Public Health: The reduction of the sea exposed large areas of seabed, creating dust bowls that released harmful salts and chemicals into the atmosphere. This has led to increased respiratory illnesses and other health issues among nearby populations.
Economic Collapse: The decline in fishing and agricultural productivity severely affected the local economy, resulting in poverty and loss of livelihoods for millions in the region.
In recent years, both Kazakhstan and Uzbekistan have attempted to address the damage through water management initiatives, including the construction of the Kok-Aral Dam to help restore the northern part of the sea. Despite these efforts, the tragedy of the Aral Sea remains a stark illustration of the risks associated with unmanaged common pool resources. While some areas have shown limited recovery, the overall ecosystem continues to face significant challenges, underscoring the long-term effects of resource depletion and the necessity for collaborative, regulated management of shared resources.

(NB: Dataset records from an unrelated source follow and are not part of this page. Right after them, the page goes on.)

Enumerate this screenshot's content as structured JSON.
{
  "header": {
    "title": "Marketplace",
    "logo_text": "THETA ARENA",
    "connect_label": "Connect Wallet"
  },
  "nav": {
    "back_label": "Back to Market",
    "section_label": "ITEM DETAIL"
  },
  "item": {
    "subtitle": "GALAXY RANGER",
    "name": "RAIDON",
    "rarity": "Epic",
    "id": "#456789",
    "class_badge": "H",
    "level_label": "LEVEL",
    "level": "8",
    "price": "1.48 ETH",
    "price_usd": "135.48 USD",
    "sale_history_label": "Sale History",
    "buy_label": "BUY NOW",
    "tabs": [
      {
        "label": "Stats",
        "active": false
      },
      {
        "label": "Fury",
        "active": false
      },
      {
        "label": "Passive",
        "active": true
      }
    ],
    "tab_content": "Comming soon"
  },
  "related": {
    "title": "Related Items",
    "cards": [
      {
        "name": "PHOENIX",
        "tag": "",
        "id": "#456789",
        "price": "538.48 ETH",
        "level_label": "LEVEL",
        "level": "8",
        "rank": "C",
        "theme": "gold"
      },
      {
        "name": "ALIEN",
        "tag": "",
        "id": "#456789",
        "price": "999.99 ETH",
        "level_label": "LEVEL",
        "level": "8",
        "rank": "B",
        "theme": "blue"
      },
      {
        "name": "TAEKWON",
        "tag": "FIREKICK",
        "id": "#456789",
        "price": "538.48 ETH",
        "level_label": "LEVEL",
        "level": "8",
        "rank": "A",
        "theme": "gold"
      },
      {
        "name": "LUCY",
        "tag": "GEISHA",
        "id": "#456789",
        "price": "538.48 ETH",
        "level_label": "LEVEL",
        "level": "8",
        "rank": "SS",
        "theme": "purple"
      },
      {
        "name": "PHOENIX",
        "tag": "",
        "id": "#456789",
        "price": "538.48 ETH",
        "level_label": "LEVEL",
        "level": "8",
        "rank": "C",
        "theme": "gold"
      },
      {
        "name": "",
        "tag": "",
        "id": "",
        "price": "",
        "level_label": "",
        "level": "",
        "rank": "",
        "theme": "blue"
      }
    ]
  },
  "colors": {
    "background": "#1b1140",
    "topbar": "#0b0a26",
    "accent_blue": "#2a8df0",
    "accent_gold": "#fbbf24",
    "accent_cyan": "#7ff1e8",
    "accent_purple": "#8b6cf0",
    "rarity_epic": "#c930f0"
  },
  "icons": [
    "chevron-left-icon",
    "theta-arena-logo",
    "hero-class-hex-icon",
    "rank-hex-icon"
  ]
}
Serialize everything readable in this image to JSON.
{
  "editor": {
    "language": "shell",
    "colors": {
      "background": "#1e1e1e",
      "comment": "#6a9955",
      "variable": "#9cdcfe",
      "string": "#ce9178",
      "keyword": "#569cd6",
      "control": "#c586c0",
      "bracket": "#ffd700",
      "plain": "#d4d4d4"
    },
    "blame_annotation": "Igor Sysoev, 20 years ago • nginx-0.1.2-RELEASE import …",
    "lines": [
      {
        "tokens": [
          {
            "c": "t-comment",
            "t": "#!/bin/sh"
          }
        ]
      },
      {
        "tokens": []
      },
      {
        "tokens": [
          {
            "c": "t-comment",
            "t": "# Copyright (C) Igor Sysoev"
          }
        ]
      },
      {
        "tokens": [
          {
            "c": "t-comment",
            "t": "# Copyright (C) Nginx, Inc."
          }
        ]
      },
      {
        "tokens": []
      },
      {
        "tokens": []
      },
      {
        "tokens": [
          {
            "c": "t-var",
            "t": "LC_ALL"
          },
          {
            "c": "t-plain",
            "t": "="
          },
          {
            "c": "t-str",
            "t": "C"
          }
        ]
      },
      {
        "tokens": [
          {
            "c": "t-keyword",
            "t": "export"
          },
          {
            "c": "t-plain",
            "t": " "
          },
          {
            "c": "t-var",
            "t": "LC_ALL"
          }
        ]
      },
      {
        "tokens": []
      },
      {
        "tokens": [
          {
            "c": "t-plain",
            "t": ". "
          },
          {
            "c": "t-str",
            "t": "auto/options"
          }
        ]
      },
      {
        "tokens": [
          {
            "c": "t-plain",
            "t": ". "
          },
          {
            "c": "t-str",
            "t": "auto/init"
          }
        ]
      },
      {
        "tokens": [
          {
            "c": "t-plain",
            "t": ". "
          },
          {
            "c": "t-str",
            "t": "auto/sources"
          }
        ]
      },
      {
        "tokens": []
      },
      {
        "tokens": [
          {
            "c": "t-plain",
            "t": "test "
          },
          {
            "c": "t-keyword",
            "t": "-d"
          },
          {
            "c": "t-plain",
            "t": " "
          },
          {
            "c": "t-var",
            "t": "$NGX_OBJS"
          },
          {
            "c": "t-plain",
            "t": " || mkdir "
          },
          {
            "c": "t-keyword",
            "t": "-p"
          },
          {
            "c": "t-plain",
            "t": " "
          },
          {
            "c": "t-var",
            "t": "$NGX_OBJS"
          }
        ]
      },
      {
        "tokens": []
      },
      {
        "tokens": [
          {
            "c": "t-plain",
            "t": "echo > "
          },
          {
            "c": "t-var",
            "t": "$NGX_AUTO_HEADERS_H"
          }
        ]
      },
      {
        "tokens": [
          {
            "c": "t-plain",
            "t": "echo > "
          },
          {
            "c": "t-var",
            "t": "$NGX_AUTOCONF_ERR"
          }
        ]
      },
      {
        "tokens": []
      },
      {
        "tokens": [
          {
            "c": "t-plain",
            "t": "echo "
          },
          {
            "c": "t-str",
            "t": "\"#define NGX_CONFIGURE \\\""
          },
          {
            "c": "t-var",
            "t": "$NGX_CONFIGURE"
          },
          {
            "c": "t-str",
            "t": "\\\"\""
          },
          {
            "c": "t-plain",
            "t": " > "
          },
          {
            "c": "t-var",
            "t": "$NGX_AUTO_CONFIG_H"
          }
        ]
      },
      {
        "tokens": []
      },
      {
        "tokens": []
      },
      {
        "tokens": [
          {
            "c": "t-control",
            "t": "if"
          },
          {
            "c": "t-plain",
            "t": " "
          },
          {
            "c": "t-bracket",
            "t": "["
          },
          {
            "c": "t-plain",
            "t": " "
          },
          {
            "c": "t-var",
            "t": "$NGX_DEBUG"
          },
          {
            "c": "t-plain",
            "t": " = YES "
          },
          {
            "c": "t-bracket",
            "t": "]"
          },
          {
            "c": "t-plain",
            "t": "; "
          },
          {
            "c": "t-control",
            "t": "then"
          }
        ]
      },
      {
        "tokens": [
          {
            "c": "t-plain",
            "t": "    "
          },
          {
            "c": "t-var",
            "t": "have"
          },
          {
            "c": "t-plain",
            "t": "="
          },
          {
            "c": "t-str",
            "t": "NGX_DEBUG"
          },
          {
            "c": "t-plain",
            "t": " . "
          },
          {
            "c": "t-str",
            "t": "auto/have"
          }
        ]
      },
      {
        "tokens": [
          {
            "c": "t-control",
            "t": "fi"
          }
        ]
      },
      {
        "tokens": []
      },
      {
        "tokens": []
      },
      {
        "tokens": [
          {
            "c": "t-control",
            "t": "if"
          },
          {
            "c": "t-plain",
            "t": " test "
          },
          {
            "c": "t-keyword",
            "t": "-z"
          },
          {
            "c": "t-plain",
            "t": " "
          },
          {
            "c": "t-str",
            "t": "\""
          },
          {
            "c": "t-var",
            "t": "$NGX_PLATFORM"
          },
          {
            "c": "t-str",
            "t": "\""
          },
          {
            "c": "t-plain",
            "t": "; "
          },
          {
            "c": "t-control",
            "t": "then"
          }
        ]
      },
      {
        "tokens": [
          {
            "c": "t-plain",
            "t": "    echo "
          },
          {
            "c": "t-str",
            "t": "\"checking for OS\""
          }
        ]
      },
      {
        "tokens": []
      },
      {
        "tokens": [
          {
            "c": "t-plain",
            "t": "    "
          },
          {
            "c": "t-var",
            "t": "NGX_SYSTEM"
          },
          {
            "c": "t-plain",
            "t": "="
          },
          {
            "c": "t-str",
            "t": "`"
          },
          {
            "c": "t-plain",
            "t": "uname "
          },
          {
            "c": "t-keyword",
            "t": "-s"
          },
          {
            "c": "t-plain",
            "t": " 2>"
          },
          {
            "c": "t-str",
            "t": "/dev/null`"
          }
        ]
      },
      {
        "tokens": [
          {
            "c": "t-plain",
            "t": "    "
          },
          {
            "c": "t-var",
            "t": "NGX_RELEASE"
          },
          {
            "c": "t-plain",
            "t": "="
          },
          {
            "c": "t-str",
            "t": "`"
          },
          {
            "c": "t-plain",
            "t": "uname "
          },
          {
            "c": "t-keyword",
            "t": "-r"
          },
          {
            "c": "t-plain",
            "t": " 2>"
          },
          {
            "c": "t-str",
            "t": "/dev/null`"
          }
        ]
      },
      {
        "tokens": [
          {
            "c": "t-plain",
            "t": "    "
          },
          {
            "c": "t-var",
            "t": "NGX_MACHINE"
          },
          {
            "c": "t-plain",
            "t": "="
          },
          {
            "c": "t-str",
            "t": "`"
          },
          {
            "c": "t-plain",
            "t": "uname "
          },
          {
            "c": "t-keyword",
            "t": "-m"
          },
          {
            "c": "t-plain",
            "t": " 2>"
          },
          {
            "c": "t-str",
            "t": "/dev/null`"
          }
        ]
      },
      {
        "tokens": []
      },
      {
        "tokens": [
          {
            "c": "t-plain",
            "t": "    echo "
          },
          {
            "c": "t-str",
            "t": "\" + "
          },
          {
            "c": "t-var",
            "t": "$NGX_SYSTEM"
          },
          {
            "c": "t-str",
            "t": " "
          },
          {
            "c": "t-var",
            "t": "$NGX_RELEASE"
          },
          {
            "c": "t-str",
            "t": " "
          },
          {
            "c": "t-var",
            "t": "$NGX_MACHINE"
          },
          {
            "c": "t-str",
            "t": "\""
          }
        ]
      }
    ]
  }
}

Unsustainable production creating negative externalities
Sustainability
The use of a resource at a rate which allows it to naturally regenerate, so it does not degrade or deplete.
- Nowadays a lot of practices are using many natural resources at an unsustainable rate, which does not allow for their regeneration and depletes them in long term.
- As a result:
- Negative externalities are being created which harms the environment.
- Economies or households relying these resources become worse off as they are not able to use that resource at the same rate anymore.